Milli gömleği çıkarıp FETÖ gömleği giydiler. Amerika, İngiltere ve Vatikan'la anlaştılar. Hoca efendileri sayesinde iktidarı kaptılar.
▪︎İlk icraat olarak tehdit kabul ettikleri kurumlara el attılar. Orduyu ele geçirip komuta kademesini dağıttılar.
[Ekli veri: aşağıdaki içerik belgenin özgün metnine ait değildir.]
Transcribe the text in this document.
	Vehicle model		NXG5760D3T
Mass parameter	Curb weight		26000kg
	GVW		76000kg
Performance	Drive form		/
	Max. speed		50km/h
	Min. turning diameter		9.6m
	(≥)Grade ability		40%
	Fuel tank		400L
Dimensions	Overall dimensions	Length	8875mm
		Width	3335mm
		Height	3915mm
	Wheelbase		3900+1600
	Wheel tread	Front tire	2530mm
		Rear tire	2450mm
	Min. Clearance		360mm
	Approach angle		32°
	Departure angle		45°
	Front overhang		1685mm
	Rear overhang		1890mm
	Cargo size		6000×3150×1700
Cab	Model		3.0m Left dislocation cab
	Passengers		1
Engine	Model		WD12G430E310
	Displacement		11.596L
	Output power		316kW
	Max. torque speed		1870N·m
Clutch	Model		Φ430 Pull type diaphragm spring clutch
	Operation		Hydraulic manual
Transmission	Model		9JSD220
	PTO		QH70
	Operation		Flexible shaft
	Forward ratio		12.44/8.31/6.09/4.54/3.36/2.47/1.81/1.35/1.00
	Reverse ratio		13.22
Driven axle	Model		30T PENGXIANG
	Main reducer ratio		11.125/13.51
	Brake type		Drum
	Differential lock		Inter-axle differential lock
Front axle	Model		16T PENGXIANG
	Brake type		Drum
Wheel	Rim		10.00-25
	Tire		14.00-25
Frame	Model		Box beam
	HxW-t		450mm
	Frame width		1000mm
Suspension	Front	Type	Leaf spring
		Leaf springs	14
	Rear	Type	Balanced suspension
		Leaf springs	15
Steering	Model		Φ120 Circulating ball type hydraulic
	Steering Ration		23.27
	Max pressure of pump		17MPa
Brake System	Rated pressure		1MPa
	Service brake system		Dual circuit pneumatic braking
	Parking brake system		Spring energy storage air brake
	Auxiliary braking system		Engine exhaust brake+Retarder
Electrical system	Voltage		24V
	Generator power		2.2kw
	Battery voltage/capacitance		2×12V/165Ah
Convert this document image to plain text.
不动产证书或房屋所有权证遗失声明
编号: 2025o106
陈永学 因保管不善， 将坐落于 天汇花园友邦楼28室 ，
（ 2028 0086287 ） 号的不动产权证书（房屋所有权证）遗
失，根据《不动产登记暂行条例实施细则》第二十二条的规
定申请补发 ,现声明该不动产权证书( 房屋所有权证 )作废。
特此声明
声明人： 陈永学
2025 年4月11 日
▪︎Açılım adı altında PKK ile müzakere edip teröre taviz verdiler. Teröristleri sınırda devlet töreniyle karşılayıp şehir meydanında hep birlikte ağıt yaktılar. Terör meydanı boş bulup şehirlere sızdı patlayan bombalarla yüzlerce yavruyu babasız bıraktılar. Kürt kökenli vatandaşları ötekileştirip hedef haline getirdiler. Bin yıllık kardeşliği ve vatandaşlık ilkesini ortadan kaldırdılar.
▪︎Hep birlikte bunları yaparken FETÖ tezgahında çırak, kalfa, usta olup işi kaptılar 10 yıl sonra çıkarlar ters düştü kendi tezgahlarını kurdular.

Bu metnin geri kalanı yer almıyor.